Adapun Ronaldo jelas mengenal kawasan ini. Dulu, Ronaldo adalah seorang petambang emas liar. Namun, dia mampu mengubah nasib hidupnya, kuliah, dan kini malah menjadi aktivis antikorupsi.
Kenapa bisa? Karena uang dari hasil penjualan emas tidak digunakan untuk hal negatif. Keluarganya membeli tanah dan berkebun untuk kemudian tidak lagi menambang emas.
Air merkuri?
Karena saya kini seorang diri, seketika, sebagai manusia biasa, pikiran-pikiran aneh berkelebat. Saya kemudian menyugesti diri untuk mulai berpikir positif dan memutuskan untuk terus berjalan kaki. Liputan ini harus dituntaskan. Saya harus menemukan bukti adanya tambang emas ilegal di kawasan ini.

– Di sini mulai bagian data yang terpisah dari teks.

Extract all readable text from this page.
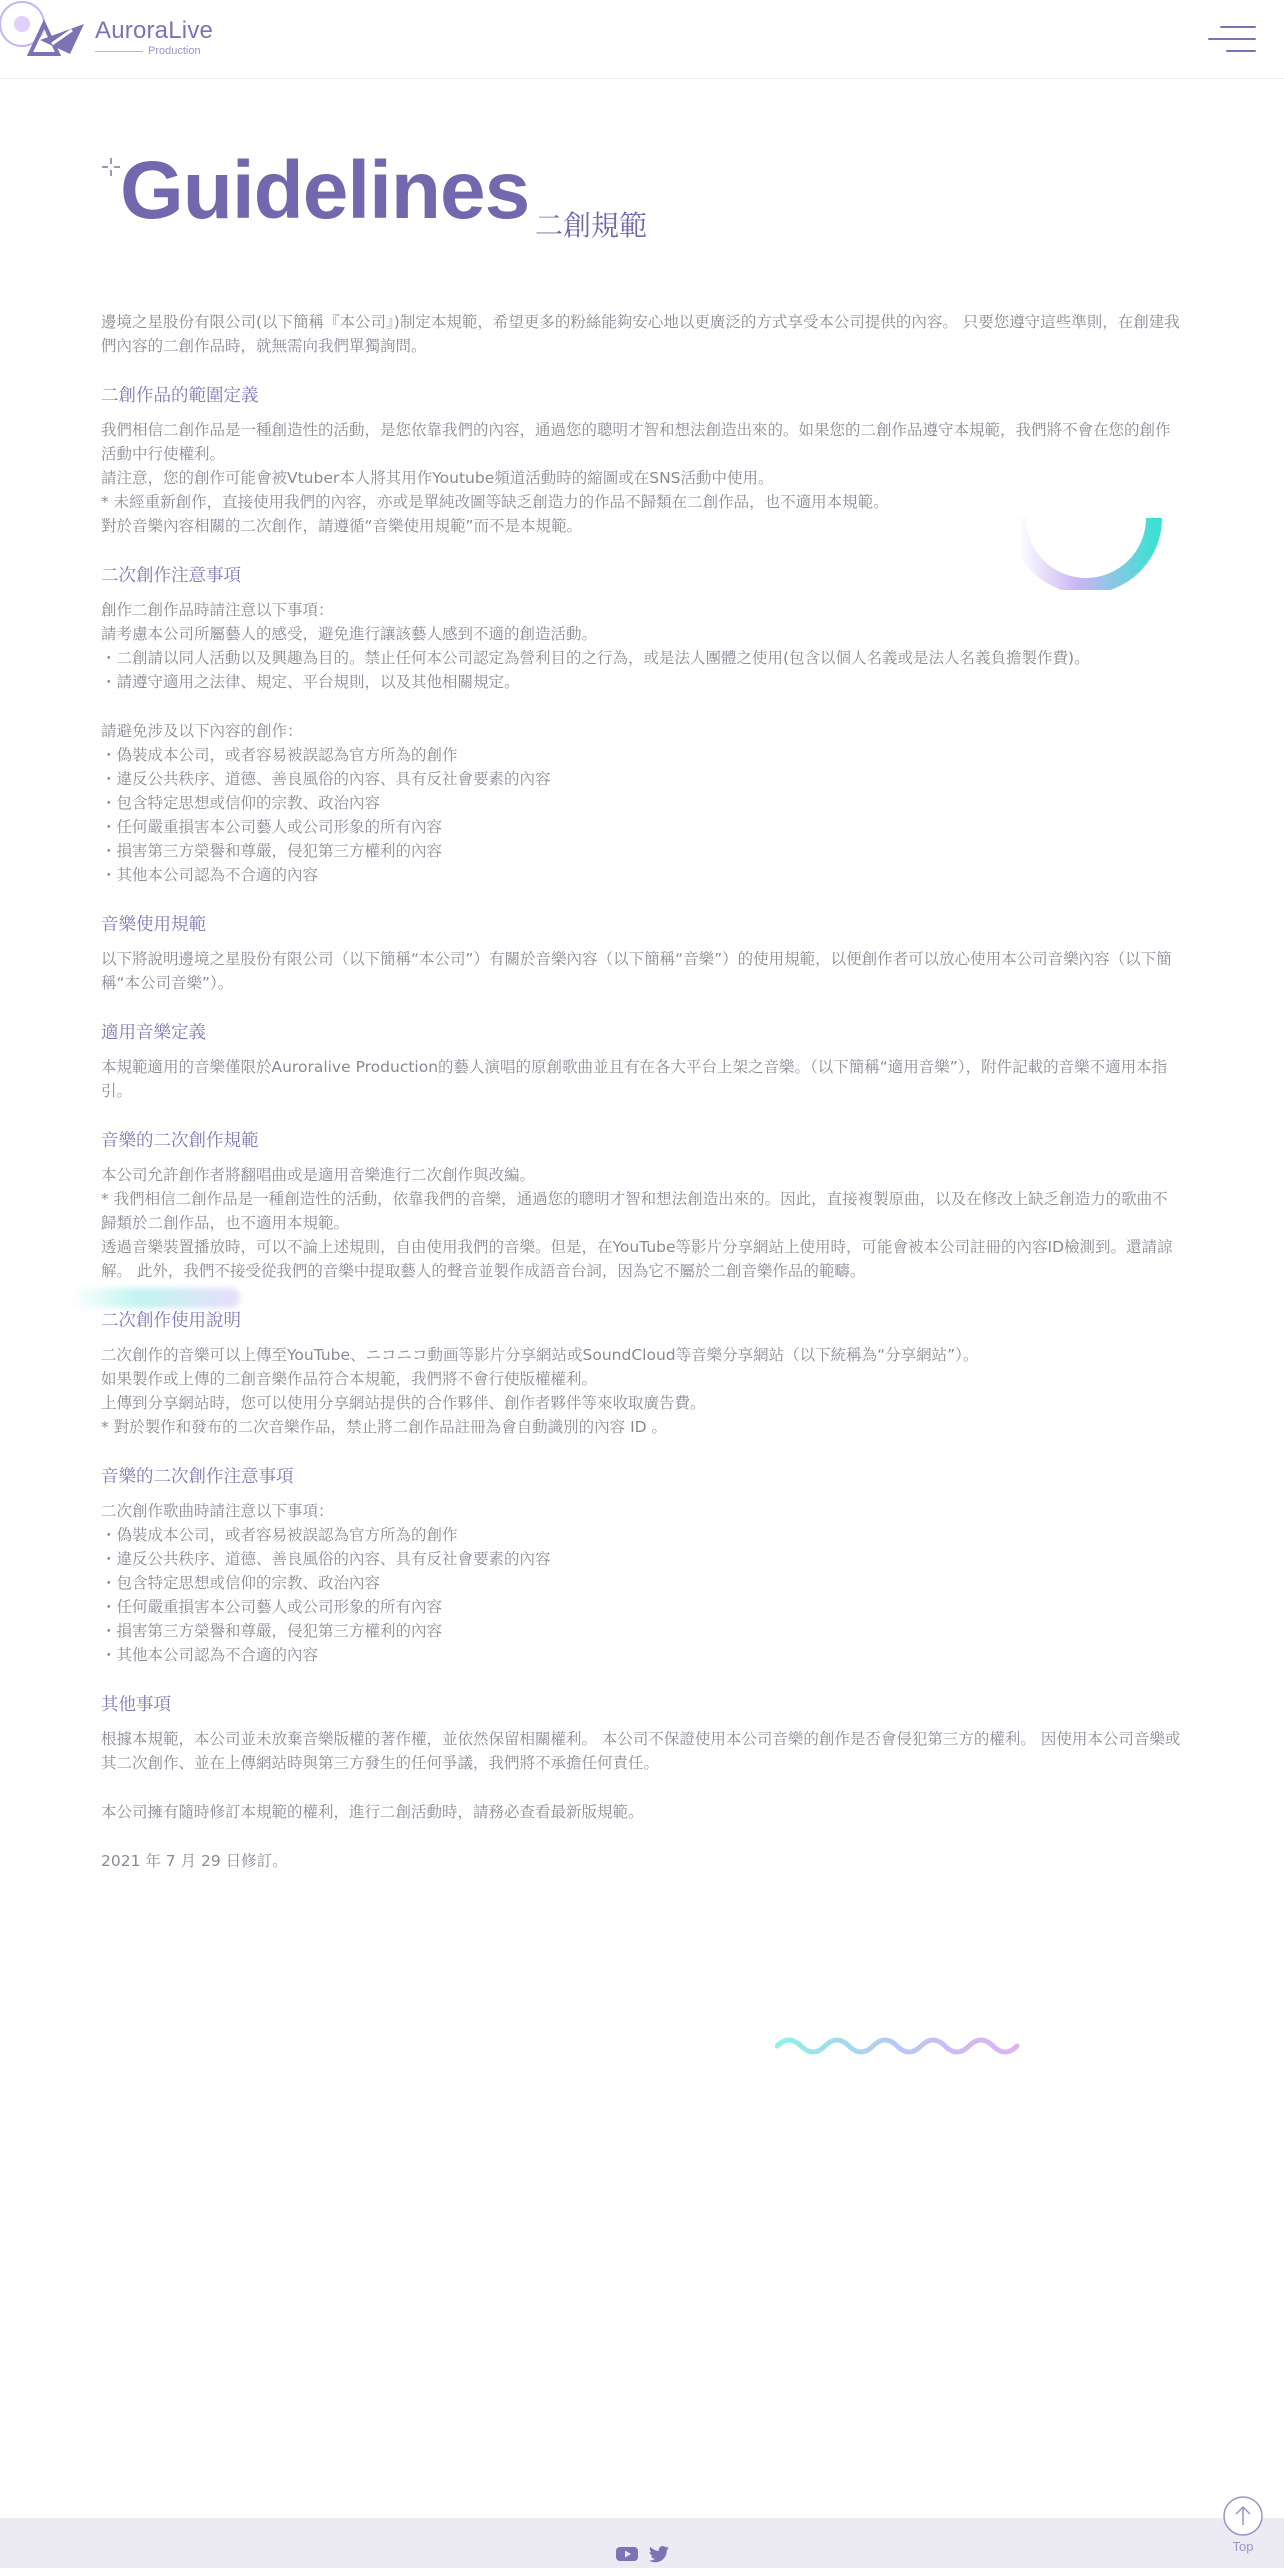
AuroraLive
Production
Guidelines 二創規範

邊境之星股份有限公司(以下簡稱『本公司』)制定本規範，希望更多的粉絲能夠安心地以更廣泛的方式享受本公司提供的內容。 只要您遵守這些準則，在創建我們內容的二創作品時，就無需向我們單獨詢問。

二創作品的範圍定義

我們相信二創作品是一種創造性的活動，是您依靠我們的內容，通過您的聰明才智和想法創造出來的。如果您的二創作品遵守本規範，我們將不會在您的創作活動中行使權利。
請注意，您的創作可能會被Vtuber本人將其用作Youtube頻道活動時的縮圖或在SNS活動中使用。
* 未經重新創作，直接使用我們的內容，亦或是單純改圖等缺乏創造力的作品不歸類在二創作品，也不適用本規範。
對於音樂內容相關的二次創作，請遵循“音樂使用規範”而不是本規範。

二次創作注意事項

創作二創作品時請注意以下事項：
請考慮本公司所屬藝人的感受，避免進行讓該藝人感到不適的創造活動。
・二創請以同人活動以及興趣為目的。禁止任何本公司認定為營利目的之行為，或是法人團體之使用(包含以個人名義或是法人名義負擔製作費)。
・請遵守適用之法律、規定、平台規則，以及其他相關規定。

請避免涉及以下內容的創作：
・偽裝成本公司，或者容易被誤認為官方所為的創作
・違反公共秩序、道德、善良風俗的內容、具有反社會要素的內容
・包含特定思想或信仰的宗教、政治內容
・任何嚴重損害本公司藝人或公司形象的所有內容
・損害第三方榮譽和尊嚴，侵犯第三方權利的內容
・其他本公司認為不合適的內容

音樂使用規範

以下將說明邊境之星股份有限公司（以下簡稱“本公司”）有關於音樂內容（以下簡稱“音樂”）的使用規範，以便創作者可以放心使用本公司音樂內容（以下簡稱“本公司音樂”）。

適用音樂定義

本規範適用的音樂僅限於Auroralive Production的藝人演唱的原創歌曲並且有在各大平台上架之音樂。（以下簡稱“適用音樂”），附件記載的音樂不適用本指引。

音樂的二次創作規範

本公司允許創作者將翻唱曲或是適用音樂進行二次創作與改編。
* 我們相信二創作品是一種創造性的活動，依靠我們的音樂，通過您的聰明才智和想法創造出來的。因此，直接複製原曲，以及在修改上缺乏創造力的歌曲不歸類於二創作品，也不適用本規範。
透過音樂裝置播放時，可以不論上述規則，自由使用我們的音樂。但是，在YouTube等影片分享網站上使用時，可能會被本公司註冊的內容ID檢測到。還請諒解。 此外，我們不接受從我們的音樂中提取藝人的聲音並製作成語音台詞，因為它不屬於二創音樂作品的範疇。

二次創作使用說明

二次創作的音樂可以上傳至YouTube、ニコニコ動画等影片分享網站或SoundCloud等音樂分享網站（以下統稱為“分享網站”）。
如果製作或上傳的二創音樂作品符合本規範，我們將不會行使版權權利。
上傳到分享網站時，您可以使用分享網站提供的合作夥伴、創作者夥伴等來收取廣告費。
* 對於製作和發布的二次音樂作品，禁止將二創作品註冊為會自動識別的內容 ID 。

音樂的二次創作注意事項

二次創作歌曲時請注意以下事項：
・偽裝成本公司，或者容易被誤認為官方所為的創作
・違反公共秩序、道德、善良風俗的內容、具有反社會要素的內容
・包含特定思想或信仰的宗教、政治內容
・任何嚴重損害本公司藝人或公司形象的所有內容
・損害第三方榮譽和尊嚴，侵犯第三方權利的內容
・其他本公司認為不合適的內容

其他事項

根據本規範，本公司並未放棄音樂版權的著作權，並依然保留相關權利。 本公司不保證使用本公司音樂的創作是否會侵犯第三方的權利。 因使用本公司音樂或其二次創作、並在上傳網站時與第三方發生的任何爭議，我們將不承擔任何責任。

本公司擁有隨時修訂本規範的權利，進行二創活動時，請務必查看最新版規範。

2021 年 7 月 29 日修訂。

Top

Namun, belum 500 meter berjalan, tali sendal gunung yang saya pakai putus. Karena tidak berminat nyeker, saya terus berjalan meski kali ini lebih pelan. Perjalanan pun menjadi melelahkan. Apalagi, matahari sudah terik meski baru pukul 10.30 WIB.
Celakanya, setelah memeriksa ke dalam tas, ternyata botol air minum tidak terbawa. Padahal, air minum kiranya dapat mengembalikan energi saya yang sudah terkuras.
Melihat air jernih di sungai kecil di tepi jalan, membuat saya sempat ingin melepas dahaga. Namun tiba-tiba, saya teringat pesan Ronaldo, ”Jangan minum air sungai ini, Bang. Sudah bercampur dengan merkuri. Bahaya.”
Saya kemudian teringat, di Sumatera Barat, kira-kira Agustus 2017, kepolisian merazia adanya merkuri dan disita 1 kilogram merkuri. Untung saja saya tidak buru-buru minum air sungai tersebut.
Andai saja air itu terminum, nasib saya akan serupa dengan warga korban yang diduga tercemar merkuri di beberapa daerah di Indonesia. Kolega saya, sesama wartawan Kompas, telah mewawancarai para korban.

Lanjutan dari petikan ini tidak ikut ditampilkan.